As the novel goes on, we feel for both Denise and Nik. The latter for his dissolute lifestyle: "He did not care, or seemed not to care, about his drinking belly or his general, considerable decay. He did not care that his hands shook when he lit his cigarette. He did not care when his conversation was brought to a halt by his coughing fit. He pursued a lifetime of abuse that could only come from a warped relationship with the future." Nik gets a swollen toe but won't go to the doctor, so Denise is forced to go on the Internet and determine he has gout, and give him medications of her intuition, which include pills for menstrual cramps.

But Denise, who at times tells the story in the first person, or is always the direct focus of the novel, is sad in her own way. She dates a man who delights in kitsch (he gives her Thomas Kinkade memorabilia), has a daughter in New York, but seems to be hollow at the center, constantly worrying about her brother or the events on television, including Abru Ghraib or a fictional kidnapping of a girl from Amish country. There is a humorous self-awareness about Denise, such as when she recalls her first day with the Kinkade guy: "I hadn't been out with a guy in a long time, but even I knew talking about infectious diseases was not appealing first-date conversation."
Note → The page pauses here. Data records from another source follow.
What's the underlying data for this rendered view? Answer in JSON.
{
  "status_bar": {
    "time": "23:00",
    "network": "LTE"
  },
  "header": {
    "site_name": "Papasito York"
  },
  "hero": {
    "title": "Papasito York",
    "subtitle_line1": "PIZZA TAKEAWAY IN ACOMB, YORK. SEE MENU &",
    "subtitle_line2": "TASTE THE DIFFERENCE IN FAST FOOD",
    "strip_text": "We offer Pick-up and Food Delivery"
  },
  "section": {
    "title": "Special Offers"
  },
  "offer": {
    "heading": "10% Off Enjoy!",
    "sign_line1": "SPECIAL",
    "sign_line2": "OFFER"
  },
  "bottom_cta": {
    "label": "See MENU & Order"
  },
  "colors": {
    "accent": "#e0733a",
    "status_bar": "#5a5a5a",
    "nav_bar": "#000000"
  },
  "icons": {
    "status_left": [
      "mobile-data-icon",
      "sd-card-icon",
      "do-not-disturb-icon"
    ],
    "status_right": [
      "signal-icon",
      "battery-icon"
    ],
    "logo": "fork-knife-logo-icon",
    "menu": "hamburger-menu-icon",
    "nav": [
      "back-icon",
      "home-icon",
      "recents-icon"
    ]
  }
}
Late in the book, as Nik's 50th birthday approaches, she worries that he will kill himself, especially when she finds his obituary in his Chronicles. The desperation about Nik is palpable, and the relationship so acutely drawn (Nik describes her as an alternate version of himself) that we can't help be drawn into her sense of panic.

Aside from the sorrow, Stone Arabia also has the bouncy memories of the L.A. music scene. This passage, describing Denise's former boyfriend and father of her daughter, is delicious: "When I first met him, Chris played bass in this eyeliner band called Ether. (Later they moved from New Romantic/new wave to a more death/Goth style and changed their name to the Select and then, after Chris left, to Crown of Thorns. After that they moved beyond death/Goth to life/bright wave and then to Romanesque edge metal and changed their name to Leviathan until they finally broke up or faded out or quietly kept going in someone's garage."

The recent Pulitzer Prizes could not bring themselves to bestow an award this year for fiction; Stone Arabia would have been a worthy winner.